The lawsuit begins with Maya’s Oct. 7, 2016, admittance to All Children’s. However, Hunter noted that the Kowalskis repeatedly bypassed multiple Sarasota County hospitals in favor of the St. Petersburg institution before that date.

“Presumably, we vindicated their trust … and they came back to see us on Oct. 7,” he said. “Indeed, there’s a tragic outcome in this case, in terms of Mrs. Kowalski’s suicide, and we regret very much that it happened. The issue here, however, is who is responsible.

“We’re going to go over the facts of that and what the facts don’t show – in terms of a connection between what was done by All Children’s and that tragic result.”

A graphic highlighting medications Maya, then 10, took before and after leaving the hospital. Screengrab.

Hunter said Maya received 55 ketamine doses in the nine months before she arrived at the hospital. A Tampa pain specialist previously diagnosed the girl with Complex Regional Pain Syndrome, with symptoms including spontaneous and debilitating pain, muscle wasting and impaired movement.

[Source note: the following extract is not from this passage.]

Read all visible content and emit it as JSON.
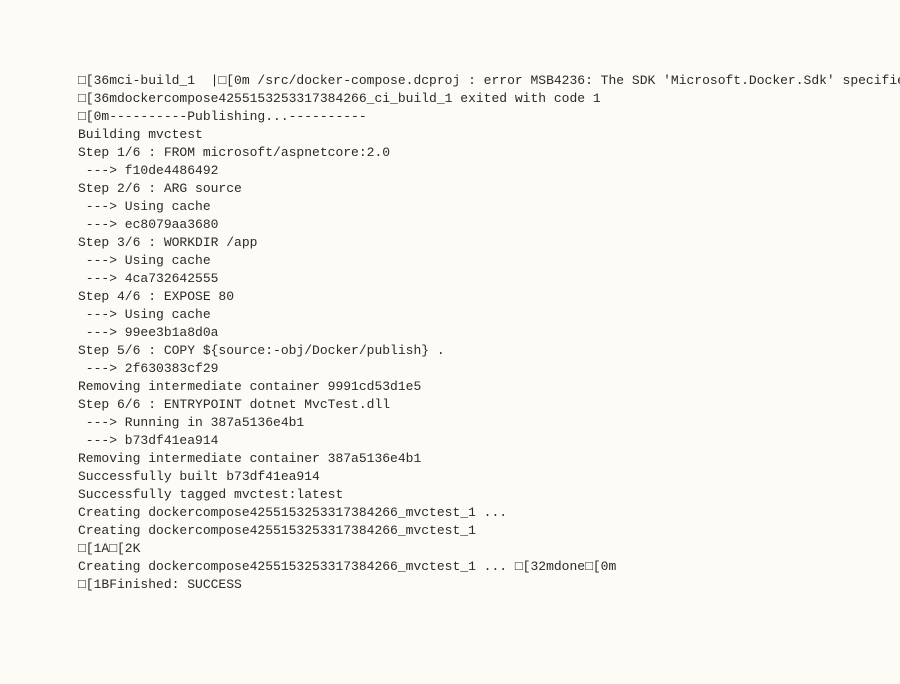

He prescribed high doses of ketamine, a dissociative anesthetic. Hunter noted that the Federal Drug Administration (FDA) has not approved its use in children, and certainly not in the amounts given to Maya.

He explained that her primary care doctor gave Maya 1,250 milligrams of ketamine the day before her fateful trip to All Children’s. Hunter said the girl received 12 times the “safe and effective dose” approved by the hospital or “talked about by the FDA.”

He added that Beata Kowalski insisted All Children’s doctors give the child a 1,500-milligram dose the following day. Hunter said a malnourished Maya was on 21 other medications at the time.

Hospital officials, as required by law, twice reported her mother to the state’s abuse hotline. A judge ordered Maya to shelter at the hospital for nearly three months.

Beata Kowalski, 43, hung herself after 87 days without seeing her daughter. Greg Anderson, lead counsel for the family, said, “The knowledge of the systematic abuse of her child in the hospital caused her, at the end, to lose … her ability to control her maternal instinct.

“That outweighed her survival instinct.”

Tears streamed down Maya’s face as her attorney described her mother fashioning belts into a noose and hanging herself in the family’s Venice garage.

Beata Kowalski with her daughter Maya. Beata committed suicide in 2017, and the saga is part of the Netflix documentary, “Take Care of Maya.” Screengrab, YouTube.

Anderson’s opening statements mostly mirrored the information presented in the documentary. The family claims that a social worker, Catherine Bedy, held Maya down, stripped her down to a sports bra and shorts and photographed her without parental permission and against her will.

Bedy played a key role in multiple allegations. However, court records show the family dropped her from the civil suit during the second day of jury selection and will no longer pursue damages.

Anderson said All Children’s duty to notify the Department of Children and Families (DCF) of suspected child abuse was not part of the litigation. “You’re supposed to make the call; that’s not a bad thing,” he added.

“This case is about what happens after that … so that none of this ever happened,” Anderson said. “Maya was falsely imprisoned and battered. She was told her mother was crazy by social workers. One in particular said she would be her mother.”

Anderson spent 78 minutes establishing the family’s case against the hospital. Hunter spent 71 minutes explaining All Children’s motives for the first time since the case made global headlines.

Witnesses for the family began testifying Friday. Both attorneys said the trial would span several weeks.